Pedro Sánchez and Juanma Moreno in Madrid on Thursday, 28 July.

Junta's head warns of drought dangers and calls on PM Sánchez for urgent measures

Juanma Moreno took a 90-page document with a list of his Andalucía regional government's demands to his meeting with the Spanish prime minister in Madrid

Héctor Barbotta

Water is to the Andalusian economy what gas is to the German economy. This was the comparison that the president of the Junta, Juanma Moreno, made when he met with the prime minister, Pedro Sánchez, in Madrid on Thursday, 28 July.

Moreno warned of the serious drought situation Andalucía is going through, which is affecting its two main economic sectors: agro-industry and services linked to tourism. Moreno said the situation is "extremely worrying and could become dramatic" if the lack of rainfall persists. Water reserves are currently at 39 per cent of capacity.

The president of the Junta called for the implementation of water measures that are the responsibility of the state and the approval of a powerful drought decree. "We have to carry out works now," Moreno said after the meeting which lasted an hour and forty minutes and had a very cordial tone, according to the Andalusian president

Moreno brought to the meeting a 90-page document with a list of his regional government's demands, in which the modification of the regional funding system and the water problem were at the top of the list, but in which there were also demands in the economic, industrial, political, environmental, infrastructure, security, health, social and equality spheres.
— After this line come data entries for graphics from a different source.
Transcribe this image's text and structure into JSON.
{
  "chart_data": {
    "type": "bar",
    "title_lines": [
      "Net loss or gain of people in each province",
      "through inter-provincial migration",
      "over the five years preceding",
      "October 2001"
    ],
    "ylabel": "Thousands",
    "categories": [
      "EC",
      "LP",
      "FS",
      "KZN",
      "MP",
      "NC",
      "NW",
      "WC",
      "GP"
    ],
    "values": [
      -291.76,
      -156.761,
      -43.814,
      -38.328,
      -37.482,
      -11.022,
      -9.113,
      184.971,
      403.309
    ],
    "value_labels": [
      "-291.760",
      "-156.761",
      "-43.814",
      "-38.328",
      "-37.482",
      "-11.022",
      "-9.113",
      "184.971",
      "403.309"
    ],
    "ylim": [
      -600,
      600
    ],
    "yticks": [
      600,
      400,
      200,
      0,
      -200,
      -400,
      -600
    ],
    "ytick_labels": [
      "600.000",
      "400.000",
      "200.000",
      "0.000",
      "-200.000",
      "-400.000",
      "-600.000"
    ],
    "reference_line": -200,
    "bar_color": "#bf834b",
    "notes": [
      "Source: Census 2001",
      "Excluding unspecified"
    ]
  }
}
The document that the president of the Junta delivered to Pedro Sánchez includes 86 points, many of which were among the demands made in June 2021, when Moreno and the president of the government held their first meeting.

The thorny issue of regional funding means that, under the current situation, there are enormous differences in the funding received per inhabitant. In the case of Andalucía, this translates into a figure of between 800 and 1 billion euros per year below the Spanish average. The Andalusian government estimates that the accumulated amount of this imbalance between 2009 – the year in which this system was introduced – and the current financial year is more than 11.2 billion euros.

The Junta calls for the reform of the system, as proposed by the government in February 2020, and, in the meantime, the creation of a transitional fund to correct the imbalance. The Andalusian proposal, drawn up jointly with the Valencian Community, proposes that this equalisation fund should have an amount of 1,731 million euros, of which 824 million would go to Andalucía, 648 million to Valencia, 194 million to Castilla-La Mancha and 65 million to Murcia. These are the four regions whose per capita funding is below the average.